Asked to explain whether the government has quietly abandoned its pledge, the Treasury said the UK would probably have to accept the status quo on EU migration as the price of continued access to European markets. "No country has been able to agree significant access to the single market without having to accept EU regulations, financial contributions to the EU and the free movement of people" it said.
Critics have suggested the Treasury's "Brexit" calculation demonstrates that the department has no real ambition to see radical reductions in net migration. In the year to September 2014, net migration to the UK was 323,000, according to the Office for National Statistics.
Last month the Office for Budget Responsibility (OBR) said that "net international migration to the UK is an important driver of the economy's underlying growth potential" and leads to a higher employment rate and lower dependency ratio (the number of children and elderly compared to the total population).
The OBR's central budget projection assumes net migration of 185,000 by 2021 (they clearly think it unlikely the government will be able to get net migration down to the levels they promised), and it is this modelling that was included in the Treasury report on the costs of leaving the EU.
The OBR also looked at higher and lower migration scenarios. A "zero net migration" model, it suggests, would lead to GDP 1.9% lower than currently projected and a fall in house prices of 3%, while a higher net figure of 265,000 by 2012 would see GDP 0.8% higher and house prices up an additional 1.3%.
While the OBR assumes that net migration has a positive impact on the economy in the medium-term, those wanting to leave the EU argue that controlling our borders and reducing immigration would be in Britain's long-term interests.
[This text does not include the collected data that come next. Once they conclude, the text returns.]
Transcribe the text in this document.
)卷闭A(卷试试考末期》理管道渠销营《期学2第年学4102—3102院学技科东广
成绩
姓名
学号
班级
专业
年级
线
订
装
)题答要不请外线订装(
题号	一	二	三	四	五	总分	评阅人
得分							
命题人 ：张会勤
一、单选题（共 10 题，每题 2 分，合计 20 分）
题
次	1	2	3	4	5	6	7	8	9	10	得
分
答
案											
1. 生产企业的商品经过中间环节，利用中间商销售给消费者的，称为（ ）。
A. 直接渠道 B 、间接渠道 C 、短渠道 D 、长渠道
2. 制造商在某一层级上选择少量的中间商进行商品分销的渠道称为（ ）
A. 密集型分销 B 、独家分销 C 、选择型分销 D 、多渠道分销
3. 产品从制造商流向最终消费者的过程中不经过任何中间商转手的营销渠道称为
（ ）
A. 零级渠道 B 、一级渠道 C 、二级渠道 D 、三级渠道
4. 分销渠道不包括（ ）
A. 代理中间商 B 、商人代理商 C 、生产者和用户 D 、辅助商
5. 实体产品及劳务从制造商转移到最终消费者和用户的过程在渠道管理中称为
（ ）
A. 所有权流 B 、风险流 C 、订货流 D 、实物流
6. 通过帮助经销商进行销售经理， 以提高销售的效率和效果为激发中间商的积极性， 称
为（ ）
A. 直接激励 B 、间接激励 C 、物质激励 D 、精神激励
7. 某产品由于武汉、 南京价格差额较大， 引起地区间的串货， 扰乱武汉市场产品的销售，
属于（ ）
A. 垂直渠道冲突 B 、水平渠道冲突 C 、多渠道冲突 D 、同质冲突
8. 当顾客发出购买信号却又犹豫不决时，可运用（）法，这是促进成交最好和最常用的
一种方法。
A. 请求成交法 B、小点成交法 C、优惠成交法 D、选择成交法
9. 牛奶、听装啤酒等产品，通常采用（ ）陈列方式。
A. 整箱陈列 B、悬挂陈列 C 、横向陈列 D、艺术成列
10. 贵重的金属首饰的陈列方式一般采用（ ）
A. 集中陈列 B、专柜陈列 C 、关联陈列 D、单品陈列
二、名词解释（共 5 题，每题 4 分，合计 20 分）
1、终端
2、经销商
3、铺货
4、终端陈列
"At the moment any EU citizen can come to the UK to settle, work, claim benefits and use the NHS," leave supporter Michael Gove said at a Leave campaign event today. "We have no proper control over whether that individual's presence here is economically beneficial, conducive to the public good or in our national interest."
The pressure group Migration Watch argues that the effect of immigration on the UK economy is "essentially negligible" and claims there is broad agreement that it harms the earnings of the most poorly paid UK-born members of the labour force.
The OBR also makes the point that looking ahead 50 years, immigrants arriving now would add to age-related spending pressures. "Higher migration could be seen as delaying some of the fiscal challenges of an ageing population rather than a way of resolving them permanently", it argues.
Nevertheless, it is surprising that the Treasury's calculations don't engage with the immigration debate, given its centrality in the leave campaign's argument. Many economists argue that Vote Leave's aim to reduce net migration from the EU following "Brexit" would have a negative impact on economic growth, at least in the short term.
It is likely those making the pro-EU case would rather the referendum debate was focused on household incomes rather than immigration and that may be why the impact of changes to net migration was curiously lacking from yesterday's Treasury report.